The Least Common Denominator, or LCD, is crucial when performing operations like addition and subtraction on fractions. It ensures that we're working with equivalent pieces across all fractions involved. The LCD for two or more fractions is the smallest number that is a multiple of each of their denominators.

In our example, we have two denominators: 7 and 13. Both of these are prime numbers, meaning they don't have any divisors other than 1 and themselves. Therefore, the simplest way to find the least common denominator is by multiplying the denominators together. So, the LCD is \[ 7 \times 13 = 91 \]
Remember:

• The LCD is essential for combining fractions accurately.
• When dealing with prime denominators, multiplying them gives the LCD.
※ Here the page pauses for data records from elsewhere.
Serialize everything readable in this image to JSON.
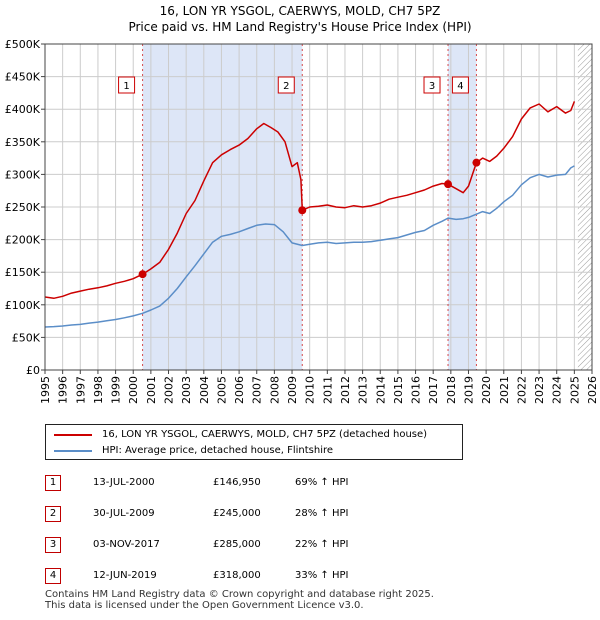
{
  "title_line1": "16, LON YR YSGOL, CAERWYS, MOLD, CH7 5PZ",
  "title_line2": "Price paid vs. HM Land Registry's House Price Index (HPI)",
  "legend": {
    "property": "16, LON YR YSGOL, CAERWYS, MOLD, CH7 5PZ (detached house)",
    "hpi": "HPI: Average price, detached house, Flintshire"
  },
  "sales": [
    {
      "num": "1",
      "date": "13-JUL-2000",
      "price": "£146,950",
      "hpi": "69% ↑ HPI"
    },
    {
      "num": "2",
      "date": "30-JUL-2009",
      "price": "£245,000",
      "hpi": "28% ↑ HPI"
    },
    {
      "num": "3",
      "date": "03-NOV-2017",
      "price": "£285,000",
      "hpi": "22% ↑ HPI"
    },
    {
      "num": "4",
      "date": "12-JUN-2019",
      "price": "£318,000",
      "hpi": "33% ↑ HPI"
    }
  ],
  "footer_line1": "Contains HM Land Registry data © Crown copyright and database right 2025.",
  "footer_line2": "This data is licensed under the Open Government Licence v3.0.",
  "colors": {
    "property": "#cc0000",
    "hpi": "#5b8ec8",
    "shade": "#dde6f7",
    "grid": "#cccccc"
  },
  "chart_data": {
    "type": "line",
    "title": "16, LON YR YSGOL, CAERWYS, MOLD, CH7 5PZ",
    "subtitle": "Price paid vs. HM Land Registry's House Price Index (HPI)",
    "xlim": [
      1995,
      2026
    ],
    "ylim": [
      0,
      500000
    ],
    "y_ticks": [
      0,
      50000,
      100000,
      150000,
      200000,
      250000,
      300000,
      350000,
      400000,
      450000,
      500000
    ],
    "y_tick_labels": [
      "£0",
      "£50K",
      "£100K",
      "£150K",
      "£200K",
      "£250K",
      "£300K",
      "£350K",
      "£400K",
      "£450K",
      "£500K"
    ],
    "x_ticks": [
      1995,
      1996,
      1997,
      1998,
      1999,
      2000,
      2001,
      2002,
      2003,
      2004,
      2005,
      2006,
      2007,
      2008,
      2009,
      2010,
      2011,
      2012,
      2013,
      2014,
      2015,
      2016,
      2017,
      2018,
      2019,
      2020,
      2021,
      2022,
      2023,
      2024,
      2025,
      2026
    ],
    "x_tick_labels": [
      "1995",
      "1996",
      "1997",
      "1998",
      "1999",
      "2000",
      "2001",
      "2002",
      "2003",
      "2004",
      "2005",
      "2006",
      "2007",
      "2008",
      "2009",
      "2010",
      "2011",
      "2012",
      "2013",
      "2014",
      "2015",
      "2016",
      "2017",
      "2018",
      "2019",
      "2020",
      "2021",
      "2022",
      "2023",
      "2024",
      "2025",
      "2026"
    ],
    "grid": true,
    "legend_position": "bottom",
    "shaded_ranges": [
      [
        2000.53,
        2009.58
      ],
      [
        2017.84,
        2019.45
      ]
    ],
    "future_hatch_from": 2025.2,
    "series": [
      {
        "name": "16, LON YR YSGOL, CAERWYS, MOLD, CH7 5PZ (detached house)",
        "x": [
          1995.0,
          1995.5,
          1996.0,
          1996.5,
          1997.0,
          1997.5,
          1998.0,
          1998.5,
          1999.0,
          1999.5,
          2000.0,
          2000.53,
          2001.0,
          2001.5,
          2002.0,
          2002.5,
          2003.0,
          2003.5,
          2004.0,
          2004.5,
          2005.0,
          2005.5,
          2006.0,
          2006.5,
          2007.0,
          2007.4,
          2007.8,
          2008.2,
          2008.6,
          2009.0,
          2009.3,
          2009.5,
          2009.58,
          2010.0,
          2010.5,
          2011.0,
          2011.5,
          2012.0,
          2012.5,
          2013.0,
          2013.5,
          2014.0,
          2014.5,
          2015.0,
          2015.5,
          2016.0,
          2016.5,
          2017.0,
          2017.5,
          2017.84,
          2018.3,
          2018.7,
          2019.0,
          2019.45,
          2019.8,
          2020.2,
          2020.6,
          2021.0,
          2021.5,
          2022.0,
          2022.5,
          2023.0,
          2023.5,
          2024.0,
          2024.5,
          2024.8,
          2025.0
        ],
        "values": [
          112000,
          110000,
          113000,
          118000,
          121000,
          124000,
          126000,
          129000,
          133000,
          136000,
          140000,
          146950,
          155000,
          165000,
          185000,
          210000,
          240000,
          260000,
          290000,
          318000,
          330000,
          338000,
          345000,
          355000,
          370000,
          378000,
          372000,
          365000,
          350000,
          312000,
          318000,
          292000,
          245000,
          250000,
          251000,
          253000,
          250000,
          249000,
          252000,
          250000,
          252000,
          256000,
          262000,
          265000,
          268000,
          272000,
          276000,
          282000,
          286000,
          285000,
          278000,
          272000,
          282000,
          318000,
          325000,
          320000,
          328000,
          340000,
          358000,
          385000,
          402000,
          408000,
          396000,
          404000,
          394000,
          398000,
          412000
        ]
      },
      {
        "name": "HPI: Average price, detached house, Flintshire",
        "x": [
          1995.0,
          1995.5,
          1996.0,
          1996.5,
          1997.0,
          1997.5,
          1998.0,
          1998.5,
          1999.0,
          1999.5,
          2000.0,
          2000.53,
          2001.0,
          2001.5,
          2002.0,
          2002.5,
          2003.0,
          2003.5,
          2004.0,
          2004.5,
          2005.0,
          2005.5,
          2006.0,
          2006.5,
          2007.0,
          2007.5,
          2008.0,
          2008.5,
          2009.0,
          2009.58,
          2010.0,
          2010.5,
          2011.0,
          2011.5,
          2012.0,
          2012.5,
          2013.0,
          2013.5,
          2014.0,
          2014.5,
          2015.0,
          2015.5,
          2016.0,
          2016.5,
          2017.0,
          2017.5,
          2017.84,
          2018.3,
          2018.7,
          2019.0,
          2019.45,
          2019.8,
          2020.2,
          2020.6,
          2021.0,
          2021.5,
          2022.0,
          2022.5,
          2023.0,
          2023.5,
          2024.0,
          2024.5,
          2024.8,
          2025.0
        ],
        "values": [
          66000,
          66500,
          67500,
          69000,
          70000,
          72000,
          73500,
          75500,
          77500,
          80000,
          83000,
          87000,
          92000,
          98000,
          110000,
          125000,
          143000,
          160000,
          178000,
          196000,
          205000,
          208000,
          212000,
          217000,
          222000,
          224000,
          223000,
          212000,
          195000,
          191000,
          193000,
          195000,
          196000,
          194000,
          195000,
          196000,
          196000,
          197000,
          199000,
          201000,
          203000,
          207000,
          211000,
          214000,
          222000,
          228000,
          233000,
          231000,
          232000,
          234000,
          239000,
          243000,
          240000,
          248000,
          258000,
          268000,
          284000,
          295000,
          300000,
          296000,
          299000,
          300000,
          310000,
          313000
        ]
      }
    ],
    "sale_markers": [
      {
        "label": "1",
        "x": 2000.53,
        "value": 146950
      },
      {
        "label": "2",
        "x": 2009.58,
        "value": 245000
      },
      {
        "label": "3",
        "x": 2017.84,
        "value": 285000
      },
      {
        "label": "4",
        "x": 2019.45,
        "value": 318000
      }
    ]
  }
}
Working with the LCD lets us transform each fraction into an equivalent form that can be easily subtracted or added.

Subtracting fractions becomes straightforward once they share a common denominator. The process is quite simple as you only need to subtract the numerators while the denominator remains unchanged. This is due to the concept of equivalent parts that the LCD creates for us.

Let's walk through the exercise:

• First, find the equivalent form of each fraction using the LCD. Here, we transform \( \frac{5}{7} \) and \( \frac{1}{13} \) to \( \frac{65}{91} \) and \( \frac{7}{91} \), respectively.
• Now, subtract the numerators: \[ 65 - 7 = 58 \]
• Keep the denominator the same: \[ \frac{58}{91} \]
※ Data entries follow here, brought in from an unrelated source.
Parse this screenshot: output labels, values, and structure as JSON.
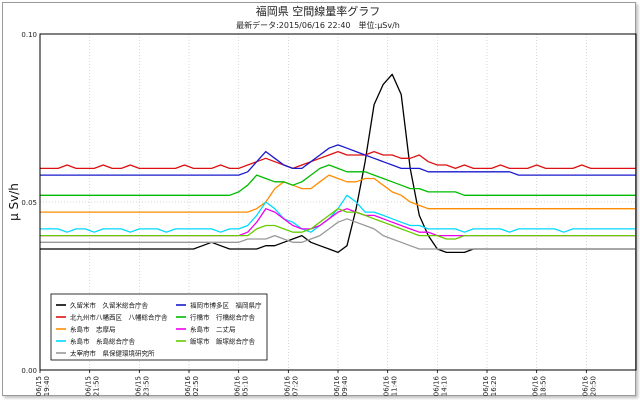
{
  "chart_data": {
    "type": "line",
    "title": "福岡県 空間線量率グラフ",
    "subtitle": "最新データ:2015/06/16 22:40　単位:μSv/h",
    "ylabel": "μ Sv/h",
    "ylim": [
      0.0,
      0.1
    ],
    "yticks": [
      "0.00",
      "0.05",
      "0.10"
    ],
    "x_tick_labels": [
      [
        "06/15",
        "19:40"
      ],
      [
        "06/15",
        "21:50"
      ],
      [
        "06/15",
        "23:50"
      ],
      [
        "06/16",
        "02:50"
      ],
      [
        "06/16",
        "05:10"
      ],
      [
        "06/16",
        "07:20"
      ],
      [
        "06/16",
        "09:40"
      ],
      [
        "06/16",
        "11:40"
      ],
      [
        "06/16",
        "14:10"
      ],
      [
        "06/16",
        "16:20"
      ],
      [
        "06/16",
        "18:50"
      ],
      [
        "06/16",
        "20:50"
      ]
    ],
    "grid": true,
    "legend_position": "bottom-left",
    "series": [
      {
        "name": "久留米市　久留米総合庁舎",
        "color": "#000000",
        "values": [
          0.036,
          0.036,
          0.036,
          0.036,
          0.036,
          0.036,
          0.036,
          0.036,
          0.036,
          0.036,
          0.036,
          0.036,
          0.036,
          0.036,
          0.036,
          0.036,
          0.036,
          0.036,
          0.037,
          0.038,
          0.037,
          0.036,
          0.036,
          0.036,
          0.036,
          0.037,
          0.037,
          0.038,
          0.039,
          0.04,
          0.038,
          0.037,
          0.036,
          0.035,
          0.037,
          0.048,
          0.062,
          0.079,
          0.085,
          0.088,
          0.082,
          0.06,
          0.046,
          0.04,
          0.036,
          0.035,
          0.035,
          0.035,
          0.036,
          0.036,
          0.036,
          0.036,
          0.036,
          0.036,
          0.036,
          0.036,
          0.036,
          0.036,
          0.036,
          0.036,
          0.036,
          0.036,
          0.036,
          0.036,
          0.036,
          0.036,
          0.036
        ]
      },
      {
        "name": "北九州市八幡西区　八幡総合庁舎",
        "color": "#dd1111",
        "values": [
          0.06,
          0.06,
          0.06,
          0.061,
          0.06,
          0.06,
          0.06,
          0.061,
          0.06,
          0.06,
          0.061,
          0.06,
          0.06,
          0.06,
          0.06,
          0.06,
          0.061,
          0.06,
          0.06,
          0.06,
          0.061,
          0.06,
          0.06,
          0.061,
          0.062,
          0.063,
          0.062,
          0.061,
          0.06,
          0.061,
          0.062,
          0.063,
          0.064,
          0.065,
          0.064,
          0.064,
          0.064,
          0.065,
          0.064,
          0.064,
          0.063,
          0.063,
          0.064,
          0.062,
          0.061,
          0.061,
          0.06,
          0.061,
          0.06,
          0.06,
          0.06,
          0.061,
          0.06,
          0.06,
          0.06,
          0.061,
          0.06,
          0.06,
          0.06,
          0.06,
          0.061,
          0.06,
          0.06,
          0.06,
          0.06,
          0.06,
          0.06
        ]
      },
      {
        "name": "糸島市　志摩局",
        "color": "#ff8c00",
        "values": [
          0.047,
          0.047,
          0.047,
          0.047,
          0.047,
          0.047,
          0.047,
          0.047,
          0.047,
          0.047,
          0.047,
          0.047,
          0.047,
          0.047,
          0.047,
          0.047,
          0.047,
          0.047,
          0.047,
          0.047,
          0.047,
          0.047,
          0.047,
          0.047,
          0.048,
          0.05,
          0.054,
          0.056,
          0.055,
          0.054,
          0.054,
          0.056,
          0.058,
          0.057,
          0.056,
          0.056,
          0.057,
          0.057,
          0.055,
          0.053,
          0.052,
          0.05,
          0.049,
          0.048,
          0.048,
          0.048,
          0.048,
          0.048,
          0.048,
          0.048,
          0.048,
          0.048,
          0.048,
          0.048,
          0.048,
          0.048,
          0.048,
          0.048,
          0.048,
          0.048,
          0.048,
          0.048,
          0.048,
          0.048,
          0.048,
          0.048,
          0.048
        ]
      },
      {
        "name": "糸島市　糸島総合庁舎",
        "color": "#00d8ff",
        "values": [
          0.042,
          0.042,
          0.042,
          0.041,
          0.042,
          0.042,
          0.041,
          0.042,
          0.042,
          0.042,
          0.041,
          0.042,
          0.042,
          0.042,
          0.041,
          0.042,
          0.042,
          0.042,
          0.042,
          0.042,
          0.041,
          0.042,
          0.042,
          0.043,
          0.046,
          0.05,
          0.048,
          0.045,
          0.044,
          0.042,
          0.041,
          0.043,
          0.045,
          0.048,
          0.052,
          0.05,
          0.047,
          0.047,
          0.046,
          0.045,
          0.044,
          0.043,
          0.043,
          0.042,
          0.042,
          0.042,
          0.042,
          0.041,
          0.042,
          0.042,
          0.042,
          0.042,
          0.041,
          0.042,
          0.042,
          0.042,
          0.042,
          0.042,
          0.041,
          0.042,
          0.042,
          0.042,
          0.042,
          0.042,
          0.042,
          0.042,
          0.042
        ]
      },
      {
        "name": "太宰府市　県保健環境研究所",
        "color": "#999999",
        "values": [
          0.038,
          0.038,
          0.038,
          0.038,
          0.038,
          0.038,
          0.038,
          0.038,
          0.038,
          0.038,
          0.038,
          0.038,
          0.038,
          0.038,
          0.038,
          0.038,
          0.038,
          0.038,
          0.038,
          0.038,
          0.038,
          0.038,
          0.038,
          0.039,
          0.039,
          0.039,
          0.04,
          0.039,
          0.038,
          0.038,
          0.039,
          0.04,
          0.042,
          0.044,
          0.045,
          0.044,
          0.043,
          0.042,
          0.04,
          0.039,
          0.038,
          0.037,
          0.036,
          0.036,
          0.036,
          0.036,
          0.036,
          0.036,
          0.036,
          0.036,
          0.036,
          0.036,
          0.036,
          0.036,
          0.036,
          0.036,
          0.036,
          0.036,
          0.036,
          0.036,
          0.036,
          0.036,
          0.036,
          0.036,
          0.036,
          0.036,
          0.036
        ]
      },
      {
        "name": "福岡市博多区　福岡県庁",
        "color": "#1a1acc",
        "values": [
          0.058,
          0.058,
          0.058,
          0.058,
          0.058,
          0.058,
          0.058,
          0.058,
          0.058,
          0.058,
          0.058,
          0.058,
          0.058,
          0.058,
          0.058,
          0.058,
          0.058,
          0.058,
          0.058,
          0.058,
          0.058,
          0.058,
          0.058,
          0.059,
          0.062,
          0.065,
          0.063,
          0.061,
          0.06,
          0.06,
          0.062,
          0.064,
          0.066,
          0.067,
          0.066,
          0.065,
          0.064,
          0.063,
          0.062,
          0.061,
          0.06,
          0.06,
          0.06,
          0.059,
          0.059,
          0.059,
          0.059,
          0.059,
          0.059,
          0.059,
          0.059,
          0.059,
          0.059,
          0.058,
          0.058,
          0.058,
          0.058,
          0.058,
          0.058,
          0.058,
          0.058,
          0.058,
          0.058,
          0.058,
          0.058,
          0.058,
          0.058
        ]
      },
      {
        "name": "行橋市　行橋総合庁舎",
        "color": "#00bb00",
        "values": [
          0.052,
          0.052,
          0.052,
          0.052,
          0.052,
          0.052,
          0.052,
          0.052,
          0.052,
          0.052,
          0.052,
          0.052,
          0.052,
          0.052,
          0.052,
          0.052,
          0.052,
          0.052,
          0.052,
          0.052,
          0.052,
          0.052,
          0.053,
          0.055,
          0.058,
          0.057,
          0.056,
          0.056,
          0.055,
          0.056,
          0.058,
          0.06,
          0.061,
          0.06,
          0.059,
          0.059,
          0.059,
          0.058,
          0.057,
          0.056,
          0.055,
          0.054,
          0.054,
          0.053,
          0.053,
          0.053,
          0.053,
          0.052,
          0.052,
          0.052,
          0.052,
          0.052,
          0.052,
          0.052,
          0.052,
          0.052,
          0.052,
          0.052,
          0.052,
          0.052,
          0.052,
          0.052,
          0.052,
          0.052,
          0.052,
          0.052,
          0.052
        ]
      },
      {
        "name": "糸島市　二丈局",
        "color": "#ee00ee",
        "values": [
          0.04,
          0.04,
          0.04,
          0.04,
          0.04,
          0.04,
          0.04,
          0.04,
          0.04,
          0.04,
          0.04,
          0.04,
          0.04,
          0.04,
          0.04,
          0.04,
          0.04,
          0.04,
          0.04,
          0.04,
          0.04,
          0.04,
          0.04,
          0.041,
          0.044,
          0.048,
          0.047,
          0.045,
          0.043,
          0.042,
          0.042,
          0.043,
          0.045,
          0.047,
          0.048,
          0.047,
          0.046,
          0.046,
          0.045,
          0.044,
          0.043,
          0.042,
          0.041,
          0.041,
          0.04,
          0.04,
          0.04,
          0.04,
          0.04,
          0.04,
          0.04,
          0.04,
          0.04,
          0.04,
          0.04,
          0.04,
          0.04,
          0.04,
          0.04,
          0.04,
          0.04,
          0.04,
          0.04,
          0.04,
          0.04,
          0.04,
          0.04
        ]
      },
      {
        "name": "飯塚市　飯塚総合庁舎",
        "color": "#66cc00",
        "values": [
          0.04,
          0.04,
          0.04,
          0.04,
          0.04,
          0.04,
          0.04,
          0.04,
          0.04,
          0.04,
          0.04,
          0.04,
          0.04,
          0.04,
          0.04,
          0.04,
          0.04,
          0.04,
          0.04,
          0.04,
          0.04,
          0.04,
          0.04,
          0.04,
          0.042,
          0.043,
          0.043,
          0.042,
          0.041,
          0.041,
          0.042,
          0.044,
          0.046,
          0.048,
          0.047,
          0.047,
          0.046,
          0.045,
          0.044,
          0.043,
          0.042,
          0.041,
          0.04,
          0.04,
          0.04,
          0.039,
          0.039,
          0.04,
          0.04,
          0.04,
          0.04,
          0.04,
          0.04,
          0.04,
          0.04,
          0.04,
          0.04,
          0.04,
          0.04,
          0.04,
          0.04,
          0.04,
          0.04,
          0.04,
          0.04,
          0.04,
          0.04
        ]
      }
    ]
  }
}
The final fraction, \( \frac{58}{91} \), is the result of the subtraction of these equivalent fractions. This approach guarantees the result is accurate and simplifies the potentially confusing operation.

Equivalent fractions are different fractions that represent the same value. They play a pivotal role in operations like addition or subtraction by aligning denominators. Finding equivalent fractions means transforming a given fraction so it fits the common denominator (in this case, the LCD).
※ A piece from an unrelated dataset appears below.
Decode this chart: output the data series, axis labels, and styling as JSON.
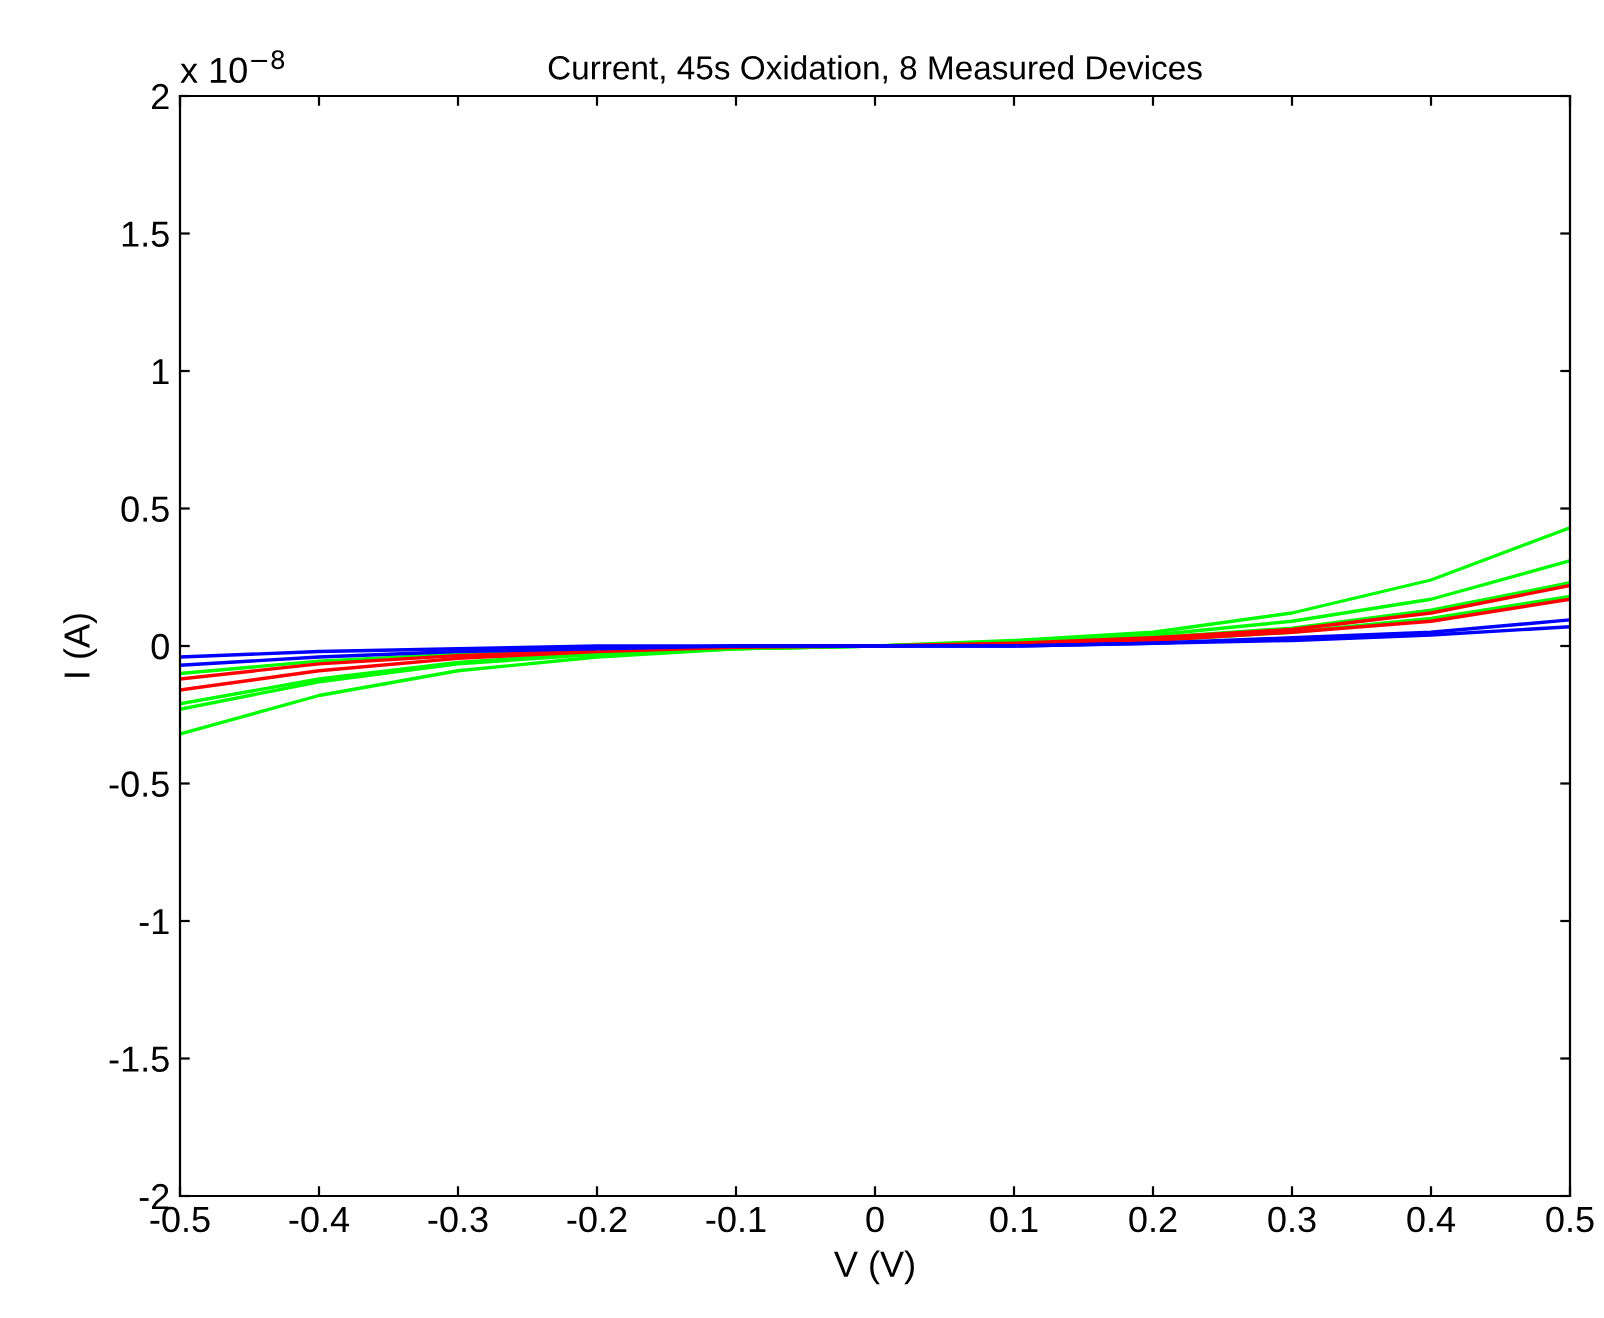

For our exercise, we create equivalent fractions as follows:

• For \( \frac{5}{7} \), align it with the denominator 91: \[ \frac{5}{7} = \frac{5 \times 13}{7 \times 13} = \frac{65}{91} \]
• For \( \frac{1}{13} \), do likewise: \[ \frac{1}{13} = \frac{1 \times 7}{13 \times 7} = \frac{7}{91} \]

It's important to understand:

• Equivalent fractions allow for the subtraction of fractions since they standardize the size of the pieces involved.
• Transforming fractions while maintaining their value is key to solving fraction-related problems accurately.

Once you practice creating equivalent fractions, it becomes second nature, boosting your confidence in fraction operations.